Droht der Arbeitgeber die Kündigung an, so wird es für den Arbeitnehmer ernst. Häufig wird einem auch noch anheim gestellt, einen einverständlichen Aufhebungsvertrag über das Arbeitsverhältnis zu schließen, um der Kündigung zu entgehen. Dabei sollte man aber vorsichtig sein. Der Arbeitgeber kann nämlich versuchen, einen in einen Aufhebungsvertrag zu drängen, da er weiß dass eine Kündigung möglicherweise rechtsunwirksam ist. Daher sollte anwaltlicher Rat eingeholt werden.

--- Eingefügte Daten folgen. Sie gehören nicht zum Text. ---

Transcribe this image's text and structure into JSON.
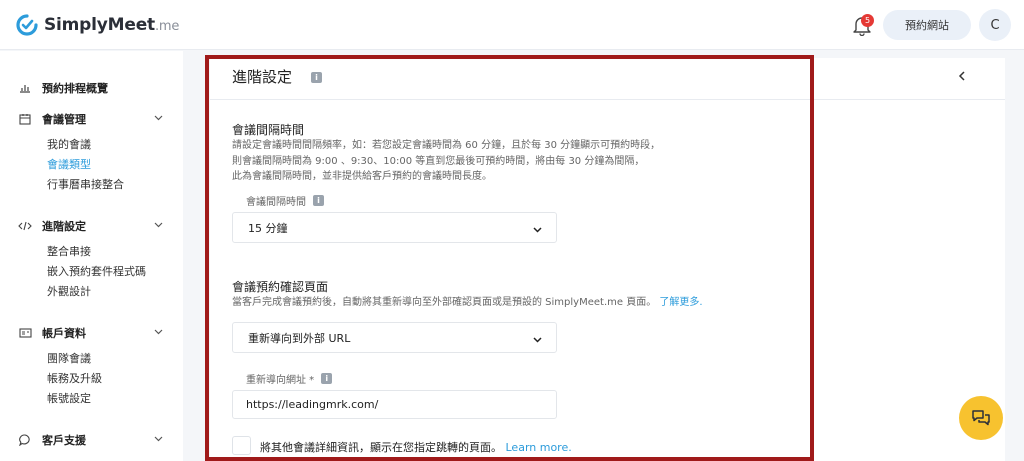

Bis jetzt stellten sich die Rechtschutzversicherungen aber häufig auf den Standpunkt, dass die Androhung einer Kündigung noch kein Versicherungsfall sei - und zahlten nicht. Nunmehr hat der Bundesgerichtshof aber klargestellt, dass auch die Androhung bereits ein Versicherungsfall ist. Der Arbeitnehmer kann also auch die Kosten des Anwalts erstattet verlangen, die entstehen wenn dieser ihn über die weitere Vorgehensweise berät. Für einen Verischerungsfall reicht es nämlich aus, dass der Arbeitgeber eine seiner Pflichten verletzt. Droht er eine Kündigung an, so lässt er erkennen, dass er gegen seine Beschäftigungspflicht aus dem Arbeitsvertrag verstoßen wolle. Dass die Kündigung noch ausgesprochen werden müsse, sei eine bloße Formalität und deswegen unbeachtlich. Vielmehr beginnt sich ab diesem Zeitpunkt die Gefahr zu verwirklichen, die von der Rechtschutzversicherung übernommen wurde. Daher muss sie auch für die Anwaltskosten einstehen (Bundesgerichtshof, 19.11.2008, Az.: IV ZR 305/07).